I mean, for Who/What dare we say is Gd in our own personal lives but the very Love of those shining faces belonging to those who love us most, those who we love most?

So, when quarantine started in earnest a couple of weeks ago, I was immediately filled with a burst of need and nostalgia for friends near and far in miles and years. 

I thought of friends I grew up with, friends for whom I feel deep devotion and love despite the many years we’ve spent apart. These men were formative to my becoming the man I am. Even now I think of them often. But now I need them, to know they are well, to know they too have gone inside to stay safe. 

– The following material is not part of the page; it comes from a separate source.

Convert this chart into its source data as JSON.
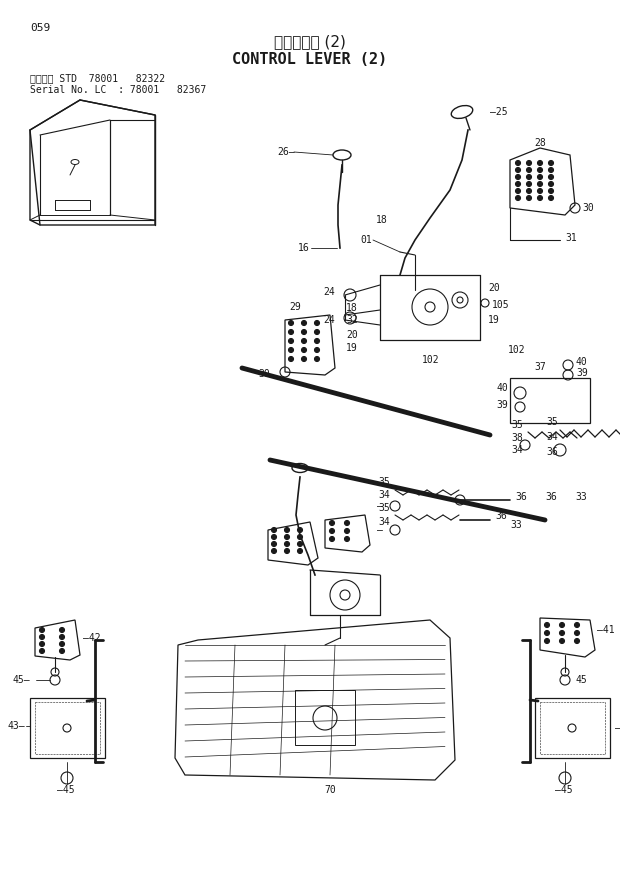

Surrounded by my books, playing tune after tune, hot coffee steaming in the mug on the shelf next to me, I perused Facebook, my yearbook, my memories. My friends’ faces, as the kids we were, as the men and women we are now, came to me in a flood of smiles and silly faces. Coffee became whiskey, memories became as palpable as bruises. I strained to push my thoughts outward to them, picturing their places pinpointed on a mental global map, and I prayed for their health and well-being, praying that my prayer be heard, praying that I’m worthy enough to pray for such a thing… 

To a core group of them, I sent an email of greetings, well wishes, and inquiries after health. 

Soon, I sent another email to another group of friends. 

I avoided doing this on Facebook or WhatsApp to avoid distracting myself. I went… old school. 

And I promise you, the pleasure of receiving answers, the pleasure of long threads continuing for days on end, that pleasure is deep. To my core. To my foundation. It’s a reaffirmation. I am here because of them. I am here for them. We will always be connected. 

Like a symptom of the universe, our love will never die.